Spring Training, 1900

16 Jun

There was never a dull moment during the Chicago Orphans 1900 training trip to Selma, Alabama.  New manager Tom Loftus arrived with twenty-three players from West Baden, Indiana on March 23—two more players, Jimmy Ryan and Bill Everitt would be joining the team in a few days.  The Chicago Tribune said, “Loftus is pleased with the grounds and the players are agreeably surprised at the town and hotel.”

Tom Loftus

Tom Loftus

The team was greeted in Selma with a parade and presented keys to the city; the stay in Alabama went downhill from there.

Rain in Selma disrupted the team’s practice schedule and the day Jimmy Ryan arrived it was revealed that there was a conflict between the leftfielder and his manager.

The Chicago Inter Ocean said Ryan, who claimed playing left field in Chicago’s West Side Grounds the previous season had damaged his eyes, announced he would not play the “sun field” for the team in 1900.

“(Ryan) intimated there was nothing in his contract which calls upon him to play in the sun field and that he will not do it unless he is given more money.”

Ryan told the paper:

“Let some of the young fellows put on smoked glasses and try the sun field for a while.  I am a right fielder and am tired of getting the hard end of the deal.  If they want me to play in the sun field it is up to Loftus for it is worth more money.”

Loftus responded:

“I don’t understand any such talk as this.  Ryan will play where he will make the most money for the club…I am running this club just now, and the men will play where I put them.”

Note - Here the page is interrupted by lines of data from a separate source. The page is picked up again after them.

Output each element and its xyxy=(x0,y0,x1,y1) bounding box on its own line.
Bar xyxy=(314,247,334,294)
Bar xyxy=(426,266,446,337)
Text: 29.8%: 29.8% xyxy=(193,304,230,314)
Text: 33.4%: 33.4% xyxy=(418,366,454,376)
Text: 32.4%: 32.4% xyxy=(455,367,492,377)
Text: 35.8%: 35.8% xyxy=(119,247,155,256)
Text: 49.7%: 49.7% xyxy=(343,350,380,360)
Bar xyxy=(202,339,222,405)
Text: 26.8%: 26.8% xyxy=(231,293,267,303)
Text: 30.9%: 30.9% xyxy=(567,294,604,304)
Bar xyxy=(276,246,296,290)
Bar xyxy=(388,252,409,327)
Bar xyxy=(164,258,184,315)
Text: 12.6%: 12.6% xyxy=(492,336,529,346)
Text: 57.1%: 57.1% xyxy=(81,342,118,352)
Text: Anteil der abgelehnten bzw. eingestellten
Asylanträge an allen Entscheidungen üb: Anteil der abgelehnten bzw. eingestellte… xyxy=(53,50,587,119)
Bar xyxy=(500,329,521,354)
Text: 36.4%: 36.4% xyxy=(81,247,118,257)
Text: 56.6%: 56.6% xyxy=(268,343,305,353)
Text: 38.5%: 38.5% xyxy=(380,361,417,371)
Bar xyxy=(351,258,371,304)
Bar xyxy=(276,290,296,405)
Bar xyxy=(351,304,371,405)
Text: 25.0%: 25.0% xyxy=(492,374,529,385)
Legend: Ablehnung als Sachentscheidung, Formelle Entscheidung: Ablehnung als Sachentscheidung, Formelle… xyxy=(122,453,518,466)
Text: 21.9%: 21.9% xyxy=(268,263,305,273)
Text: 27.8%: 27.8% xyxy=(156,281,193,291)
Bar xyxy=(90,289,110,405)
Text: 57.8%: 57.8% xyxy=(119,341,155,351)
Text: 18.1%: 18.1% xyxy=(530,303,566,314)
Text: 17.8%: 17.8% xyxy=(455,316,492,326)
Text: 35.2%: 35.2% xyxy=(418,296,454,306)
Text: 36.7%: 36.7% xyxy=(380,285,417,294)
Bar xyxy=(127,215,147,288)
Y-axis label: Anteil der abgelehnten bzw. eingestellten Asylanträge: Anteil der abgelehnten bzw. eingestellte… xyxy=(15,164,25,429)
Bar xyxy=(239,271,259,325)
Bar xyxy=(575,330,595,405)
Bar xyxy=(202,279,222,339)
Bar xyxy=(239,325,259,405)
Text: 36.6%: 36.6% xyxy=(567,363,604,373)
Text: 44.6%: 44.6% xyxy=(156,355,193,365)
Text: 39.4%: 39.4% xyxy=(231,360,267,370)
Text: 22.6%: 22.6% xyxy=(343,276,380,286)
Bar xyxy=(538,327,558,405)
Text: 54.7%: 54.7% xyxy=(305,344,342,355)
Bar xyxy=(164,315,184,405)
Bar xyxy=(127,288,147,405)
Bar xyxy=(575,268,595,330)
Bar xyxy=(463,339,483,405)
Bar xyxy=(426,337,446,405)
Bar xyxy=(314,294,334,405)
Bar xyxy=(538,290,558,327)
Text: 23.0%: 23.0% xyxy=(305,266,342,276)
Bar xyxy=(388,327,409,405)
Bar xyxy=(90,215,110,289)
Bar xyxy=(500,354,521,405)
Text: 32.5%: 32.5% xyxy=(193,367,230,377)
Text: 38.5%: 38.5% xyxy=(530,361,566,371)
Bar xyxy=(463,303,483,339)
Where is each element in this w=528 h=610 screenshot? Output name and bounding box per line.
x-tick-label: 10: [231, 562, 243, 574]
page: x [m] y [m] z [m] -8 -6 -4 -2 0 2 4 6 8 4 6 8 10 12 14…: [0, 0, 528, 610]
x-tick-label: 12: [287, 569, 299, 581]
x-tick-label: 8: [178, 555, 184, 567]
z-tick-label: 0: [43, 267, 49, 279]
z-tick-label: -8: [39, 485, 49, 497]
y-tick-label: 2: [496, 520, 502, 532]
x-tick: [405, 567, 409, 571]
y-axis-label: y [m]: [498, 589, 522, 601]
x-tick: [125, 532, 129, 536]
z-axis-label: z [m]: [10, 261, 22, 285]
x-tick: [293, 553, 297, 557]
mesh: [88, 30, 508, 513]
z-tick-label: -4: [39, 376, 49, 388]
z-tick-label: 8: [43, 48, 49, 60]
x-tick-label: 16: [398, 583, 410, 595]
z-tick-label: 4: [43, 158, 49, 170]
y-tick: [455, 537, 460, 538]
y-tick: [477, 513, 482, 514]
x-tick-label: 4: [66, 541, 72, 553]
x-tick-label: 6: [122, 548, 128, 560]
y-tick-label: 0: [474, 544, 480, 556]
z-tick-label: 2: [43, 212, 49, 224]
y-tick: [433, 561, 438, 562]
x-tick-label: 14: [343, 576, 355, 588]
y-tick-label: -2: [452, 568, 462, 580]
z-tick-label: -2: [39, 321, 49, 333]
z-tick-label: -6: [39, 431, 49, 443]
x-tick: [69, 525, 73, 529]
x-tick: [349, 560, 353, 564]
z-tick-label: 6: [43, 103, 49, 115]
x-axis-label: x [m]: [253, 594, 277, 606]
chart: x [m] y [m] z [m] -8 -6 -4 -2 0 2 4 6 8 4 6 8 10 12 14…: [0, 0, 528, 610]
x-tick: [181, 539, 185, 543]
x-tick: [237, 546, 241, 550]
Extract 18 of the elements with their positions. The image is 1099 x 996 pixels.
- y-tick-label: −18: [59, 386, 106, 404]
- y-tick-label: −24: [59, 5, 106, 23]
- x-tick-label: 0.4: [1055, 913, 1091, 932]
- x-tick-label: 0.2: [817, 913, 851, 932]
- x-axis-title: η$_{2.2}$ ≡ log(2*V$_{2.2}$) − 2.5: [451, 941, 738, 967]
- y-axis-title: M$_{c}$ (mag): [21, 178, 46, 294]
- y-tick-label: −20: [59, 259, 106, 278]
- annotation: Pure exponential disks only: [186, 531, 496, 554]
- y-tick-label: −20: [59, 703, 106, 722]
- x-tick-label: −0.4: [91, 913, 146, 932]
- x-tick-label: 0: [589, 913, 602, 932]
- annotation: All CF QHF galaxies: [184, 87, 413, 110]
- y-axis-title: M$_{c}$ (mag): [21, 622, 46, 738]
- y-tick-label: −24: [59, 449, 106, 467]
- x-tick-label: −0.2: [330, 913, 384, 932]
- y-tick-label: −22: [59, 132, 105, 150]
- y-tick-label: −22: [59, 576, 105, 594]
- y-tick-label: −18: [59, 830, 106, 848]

The dispute went on for several days and included an offer to Ryan to join Selma’s local team if he chose to quit.

Ryan wasn’t the only disgruntled player.  Clark Griffith, who won 22 games for the team in 1899 told The Tribune:

“It is only a question of time when we all have to quit, and the sooner a man quits the better off he will be, for it is a cinch he won’t have a cent, no matter how long he stays in this business.”

Clark Griffith

Clark Griffith

A few days later The Tribune said it appeared Griffith and utility man Charlie Dexter had quit

“Clark Griffith and Charles Dexter have announced they are no longer members of the Chicago ball team.  This morning the two men, one of whom Chicago ball cranks have relied on to bring the pennant westward, announced they will start with a week for Cape Nome to mine gold.

“Griffith has been wild all spring to go to Alaska.  Some friend offered Griffith and (Jimmy “Nixey”) Callahan $20 a day as common laborers if they would go to Cape Nome.  This morning Griffith and Dexter were talking and Griffith declared he would go in a minute if he could get someone to go with him.  Dexter accepted the chance, declared he would go, and within a few minutes the pair had deposited their diamond rings with Tim Donahue as a forfeit, each agreeing to forfeit the rings in case they failed to start for Cape Nome inside a week.  Both men are in earnest”

Loftus didn’t take Griffith’s plan seriously, but the threat highlighted the growing dissatisfaction of his star pitcher, which would be reflected in his performance during the 1900 season.  There was no report of whether Griffith and Dexter forfeited their diamond rings when they failed to leave for Alaska.

The final incident of the Orphans’ Selma trip resulted in one of the most unusual reasons for a game to be delayed.

Griffith was on the mound during the early innings of an intersquad game, Tim Donahue was at the plate when according to The Inter Ocean:

“(A) Southern Gentleman opened up with a .44.”

The Chicago Tribune said:

“Just as the game was starting a young native, inspired by a desire to show the players his ambidexterity with revolvers, crossed the bridge (over the Alabama River) firing volleys.  As he approached the park he began he began firing at will, and for ten minutes gave a wild South exhibition of cannonading inside the park.”

Once inside the park, the man fired first in the direction of the players, and then, after reloading, “at the feet” of several local children watching the game.

He then “turned his attention to the ball players.”  The Inter Ocean said:

“He began shooting across the diamond, and every man on the field made a slide on the ground toward the shelter of the grand stand in a manner which would have been a guarantee of the championship, if repeated in regular league games.”

The paper said Tim Donahue, “who was never known to slide a base, went fifteen feet on his ribs” under the stands.  While Jimmy Ryan “made a dash” for left field “which broke the sprinting record.  He was last seen crawling under a dog hole in an extreme corner of the grounds.”

The gunman was taken into custody by Selma police, and The Tribune said the playing was “nervous and erratic,” after the shooting incident, but incredibly the game continued and was completed.

Griffiths “Scrubs” defeated Donahue’s “Regulars” 13 to 12.

The Box Score

The Box Score

Things didn’t get any better for the team after they opened the 1900 season; the Orphans limped to a 65-75 sixth place finish under Loftus.  Ryan, who still often played the “sun field”, hit .277, his first sub .300 season since 1893.  Griffith, who won 20 games the previous six seasons, won just 14.  Charlie Dexter had his worst season, hitting just. 200 in 40 games and Donahue hit just .236 in his final season in Chicago.